You know that I think very little of theory. Ours is a time of specialization. Everything depends on becoming an expert in some field before anyone else, no matter how small that field may be. [ . . . ] The crux of the matter, however, is that you can only become an authority in something if you can actually do it. Professorial chatter is pure silliness. Theoretical education as such is only worth something if it is practiced as a specialization, that is, as an end in itself – in other words, when you deal with it as a professor at university. Apart from that, it is merely a servant, i.e., an aid to facilitate practical work, a luxury item for quiet hours, like a cigar after lunch. You have not chosen the pure professorial state, and in my view you have done the right thing, because in Germany this field is decisively overstaffed (overtraded, as the English would say). Therefore, you must make sure that you can take advantage of your great technical superiority, which sets you ahead of many others by virtue of your training at Fueß.* By and large I believe that a lot of time, really too much time, is idled away at our universities.

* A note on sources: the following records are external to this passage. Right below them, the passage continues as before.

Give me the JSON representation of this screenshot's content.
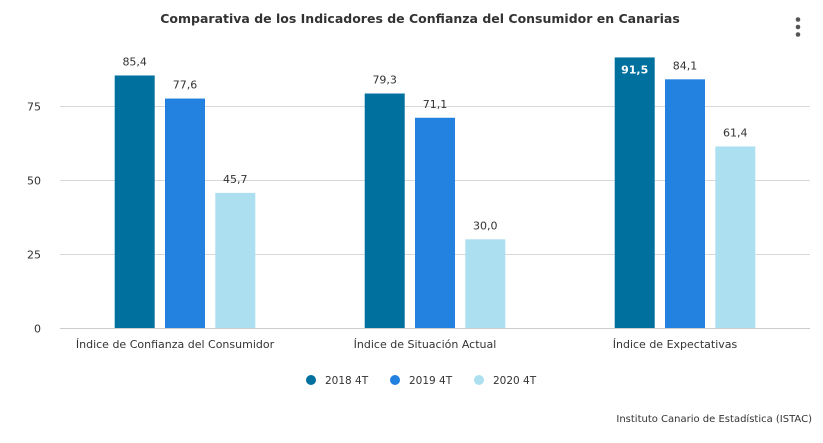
{
  "chart_data": {
    "type": "bar",
    "title": "Comparativa de los Indicadores de Confianza del Consumidor en Canarias",
    "categories": [
      "Índice de Confianza del Consumidor",
      "Índice de Situación Actual",
      "Índice de Expectativas"
    ],
    "series": [
      {
        "name": "2018 4T",
        "color": "#00709f",
        "values": [
          85.4,
          79.3,
          91.5
        ],
        "labels": [
          "85,4",
          "79,3",
          "91,5"
        ]
      },
      {
        "name": "2019 4T",
        "color": "#2382e0",
        "values": [
          77.6,
          71.1,
          84.1
        ],
        "labels": [
          "77,6",
          "71,1",
          "84,1"
        ]
      },
      {
        "name": "2020 4T",
        "color": "#acdff0",
        "values": [
          45.7,
          30.0,
          61.4
        ],
        "labels": [
          "45,7",
          "30,0",
          "61,4"
        ]
      }
    ],
    "ylim": [
      0,
      93
    ],
    "yticks": [
      0,
      25,
      50,
      75
    ],
    "ytick_labels": [
      "0",
      "25",
      "50",
      "75"
    ],
    "grid": true,
    "legend_position": "bottom-center",
    "credits": "Instituto Canario de Estadística (ISTAC)",
    "menu_icon": "kebab-menu-icon"
  }
}
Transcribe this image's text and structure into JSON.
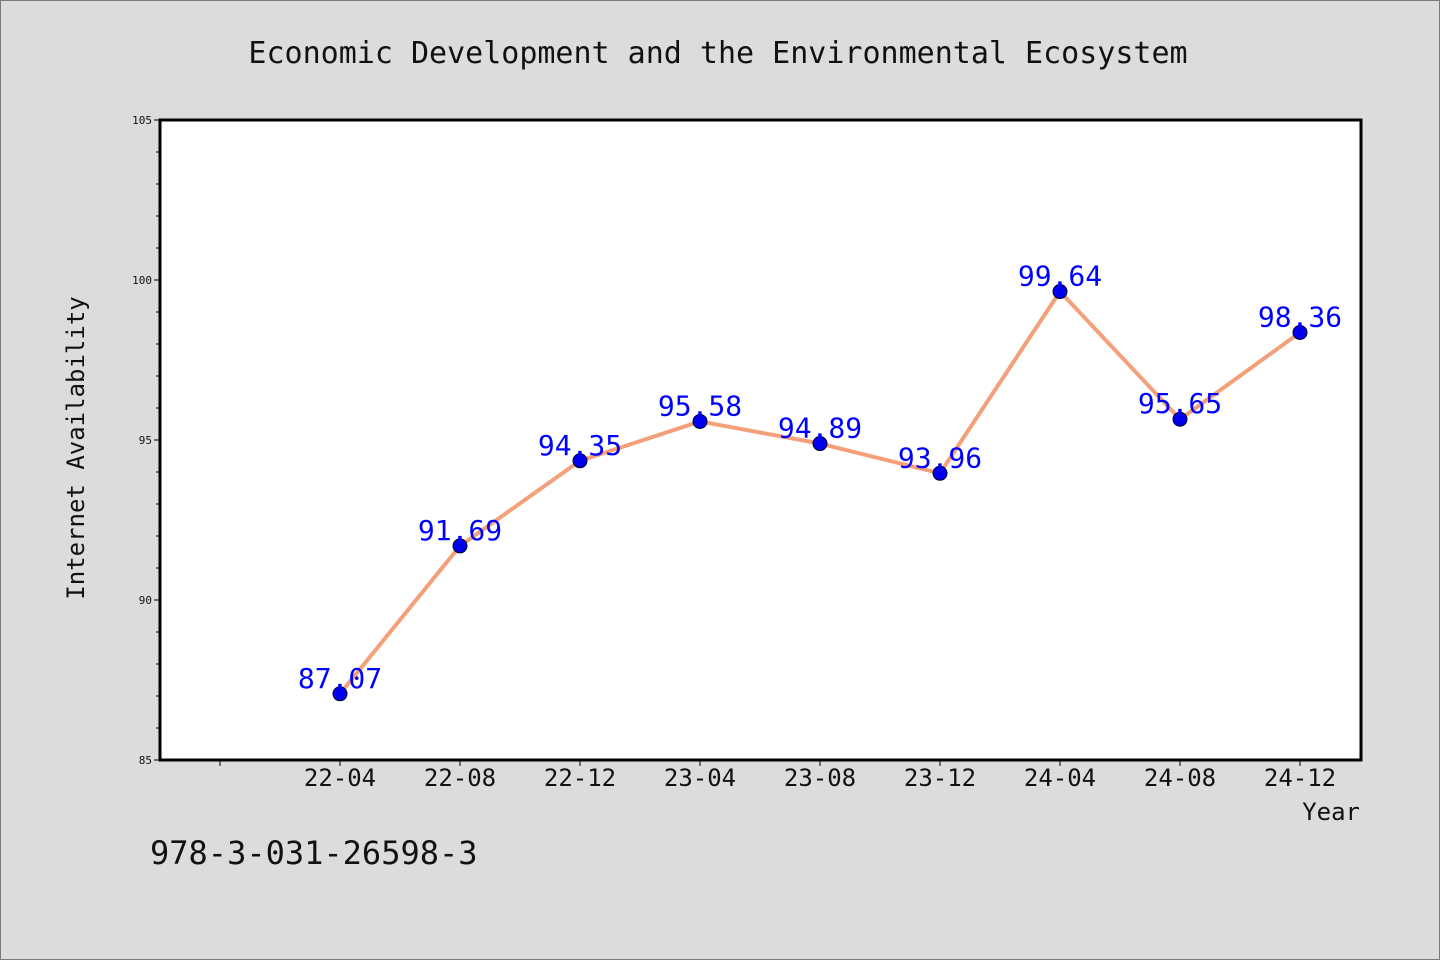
{
  "chart_data": {
    "type": "line",
    "title": "Economic Development and the Environmental Ecosystem",
    "xlabel": "Year",
    "ylabel": "Internet Availability",
    "categories": [
      "22-04",
      "22-08",
      "22-12",
      "23-04",
      "23-08",
      "23-12",
      "24-04",
      "24-08",
      "24-12"
    ],
    "series": [
      {
        "values": [
          87.07,
          91.69,
          94.35,
          95.58,
          94.89,
          93.96,
          99.64,
          95.65,
          98.36
        ],
        "line_color": "#f4a07a",
        "marker_color": "#0000ee"
      }
    ],
    "data_labels": [
      "87.07",
      "91.69",
      "94.35",
      "95.58",
      "94.89",
      "93.96",
      "99.64",
      "95.65",
      "98.36"
    ],
    "ylim": [
      85,
      105
    ],
    "yticks": [
      "85",
      "90",
      "95",
      "100",
      "105"
    ],
    "grid": false,
    "legend": "none"
  },
  "footer": {
    "isbn": "978-3-031-26598-3"
  }
}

Our university life actually consists only of holidays with intermittent periods of work; and considering the large number of existing books, I think that one would get ahead much more quickly by jumping into practical work and, at the same time, attempting to answer emerging questions through reading and private studies. This approach is a little bit more strenuous, but saves immeasurably more time. [ . . . ]
At the moment, the business situation is such that there are more enterprises than people. The Edison Company** suffers from not having enough technicians – and not enough with solid practical training – at its disposal. Quite soon the market will be saturated, because people educate themselves through working at companies. Old Borsig and Egell, and Wöhlert,*** too, were journeyman blacksmiths; they achieved their huge successes because they were on the scene earlier than those technicians who felt they first needed university training. The same set of experiences holds true for all new industries.
Edison**** complained to little Willy Siemens that the Berlin employees are such poor technicians. Werner Siemens had the same experience in the past. So that same opportunity continues to exist.
* Probably referring to the optical instruments company founded by Rudolf Fueß (1838-1917) – ed.
** The Deutsche Edison Gesellschaft (DEG) was an electronics enterprise founded in 1883 after Emil Rathenau acquired the right to use Edison’s patents in Germany in 1881. From 1887 onwards it was known as the General Electric Company [Allgemeine Elektrizitätsgesellschaft, or AEG] – ed.
*** August Borsig, Franz Anton Egells, and Johann Friedrich Wöhlert were Berlin entrepreneurs in machine construction in the second third of the century. Borsig’s fame derived largely from his production of early steam locomotives for Germany’s railway boom after 1835 – ed.
**** Thomas Alva Edison (1847-1931), American electrical engineer and inventor of, among other things, the light bulb – ed.